Now consider a vegan person. This person is still alive, and requires food to survive. They will eat only plant based foods, but this does not mean that they do not cause animals to die. Whether it's deforestation and other habitat destruction caused in creating land to grow the food they eat, environmental pollution caused by the fertilizers and pesticides used, or even something as simple as the earthworms killed accidentally while harvesting carrots, we cause harm when we eat. We cannot remove ourselves from other organisms' cycles of life and death.

You might point out that the reality of animal consumption in our world causes far more harm (by unit of nutrition or some similar metric) than plant consumption, and I would agree with you. Our world's food systems are horribly broken, and one of the worst parts of that is the inhumane exploitation of animals.

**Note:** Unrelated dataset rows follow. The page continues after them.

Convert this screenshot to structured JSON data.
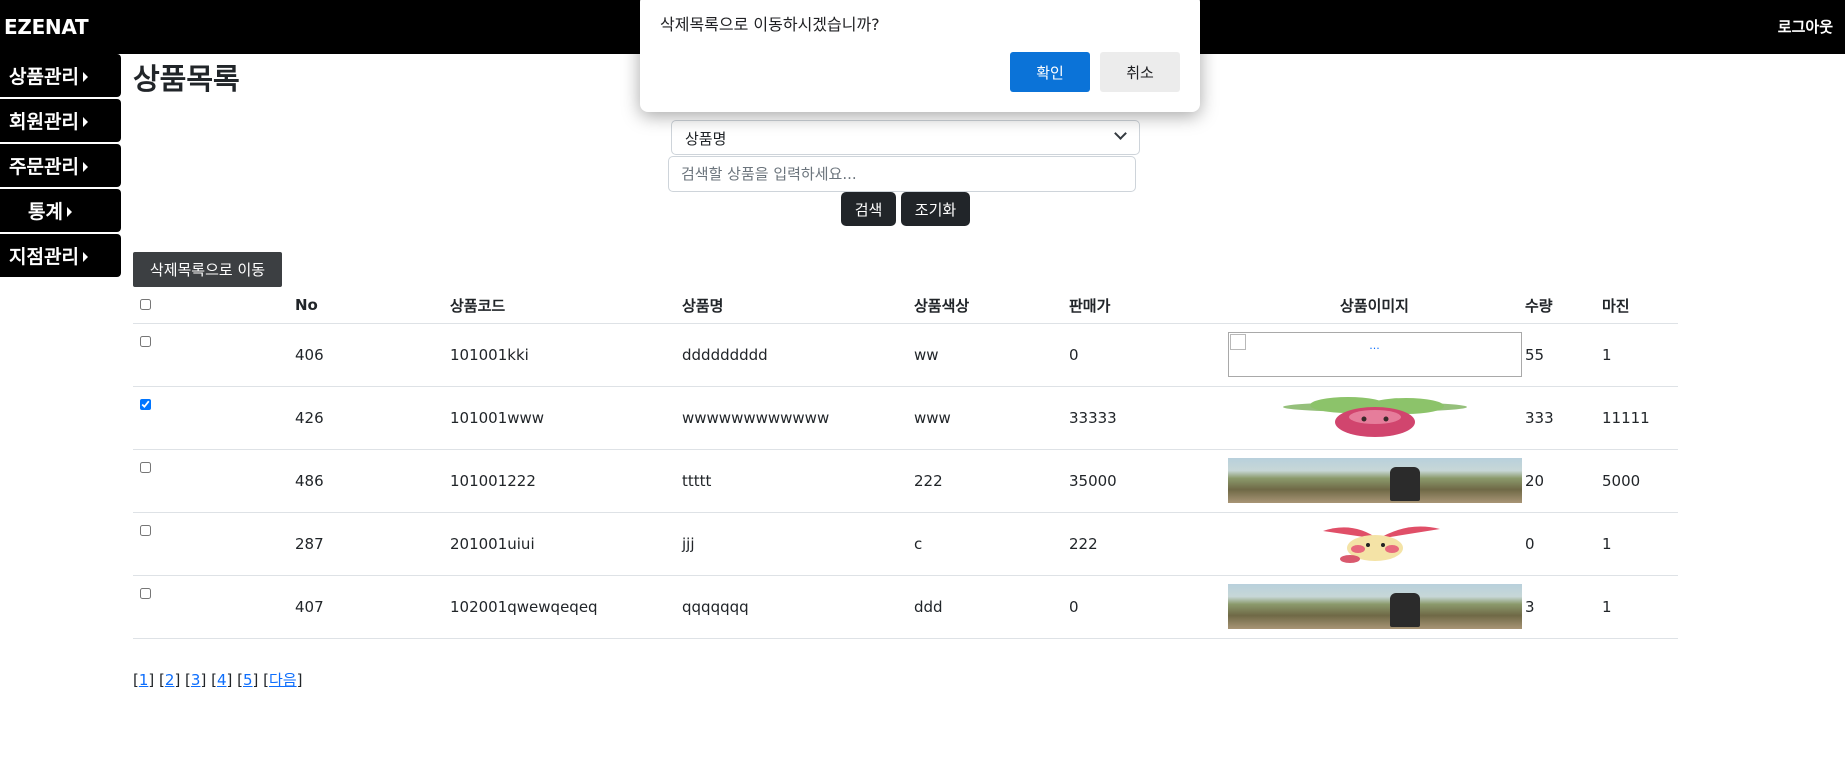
{
  "header": {
    "brand": "EZENAT",
    "logout_label": "로그아웃"
  },
  "sidebar": {
    "items": [
      {
        "label": "상품관리"
      },
      {
        "label": "회원관리"
      },
      {
        "label": "주문관리"
      },
      {
        "label": "통계"
      },
      {
        "label": "지점관리"
      }
    ]
  },
  "main": {
    "title": "상품목록"
  },
  "search": {
    "select_value": "상품명",
    "placeholder": "검색할 상품을 입력하세요...",
    "search_label": "검색",
    "reset_label": "조기화"
  },
  "trash_button_label": "삭제목록으로 이동",
  "table": {
    "headers": {
      "no": "No",
      "code": "상품코드",
      "name": "상품명",
      "color": "상품색상",
      "price": "판매가",
      "image": "상품이미지",
      "qty": "수량",
      "margin": "마진"
    },
    "rows": [
      {
        "checked": false,
        "no": "406",
        "code": "101001kki",
        "name": "ddddddddd",
        "color": "ww",
        "price": "0",
        "image": "broken-image",
        "image_alt": "...",
        "qty": "55",
        "margin": "1"
      },
      {
        "checked": true,
        "no": "426",
        "code": "101001www",
        "name": "wwwwwwwwwwww",
        "color": "www",
        "price": "33333",
        "image": "pink-pokemon-green-leaves",
        "qty": "333",
        "margin": "11111"
      },
      {
        "checked": false,
        "no": "486",
        "code": "101001222",
        "name": "ttttt",
        "color": "222",
        "price": "35000",
        "image": "outdoor-photo",
        "qty": "20",
        "margin": "5000"
      },
      {
        "checked": false,
        "no": "287",
        "code": "201001uiui",
        "name": "jjj",
        "color": "c",
        "price": "222",
        "image": "pink-yellow-pokemon",
        "qty": "0",
        "margin": "1"
      },
      {
        "checked": false,
        "no": "407",
        "code": "102001qwewqeqeq",
        "name": "qqqqqqq",
        "color": "ddd",
        "price": "0",
        "image": "outdoor-photo",
        "qty": "3",
        "margin": "1"
      }
    ]
  },
  "pagination": {
    "pages": [
      "1",
      "2",
      "3",
      "4",
      "5"
    ],
    "next_label": "다음"
  },
  "dialog": {
    "message": "삭제목록으로 이동하시겠습니까?",
    "ok_label": "확인",
    "cancel_label": "취소"
  },
  "colors": {
    "topbar": "#000000",
    "dark_button": "#212529",
    "dialog_ok": "#0b73d8",
    "link": "#0d6efd"
  }
}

But I firmly believe this is something that can be fixed (on a side note, it is true that many people eat meat multiple times a day, and this is something which I find to be deeply out of balance and wasteful). It is not a universal argument against meat consumption.

Finally, I'd like to say with regard to the domestication of animals for food, I do not agree with your statement that "once the goal of an animal's life from birth is to be slaughtered, there's no real concept of humane anymore". This is because that is not the goal of an animal's life, or at least it shouldn't be. Even our chickens, which we raise expressly as meat chickens, do not have a singular such goal around which their life is structured. Their meat is the reason we brought them into existence, and their utility to us as humans; but as animals they encompass more. Every day which they spend wandering the pasture and woods on our land, eating plants and insects, and interacting with each other is not a day defined by their death, but simply a day of life, full of goodness and beauty.

I hope that you can see why I might come to this perspective and appreciate the way in which I hold true respect for animal life while still being willing to kill them for my own benefit.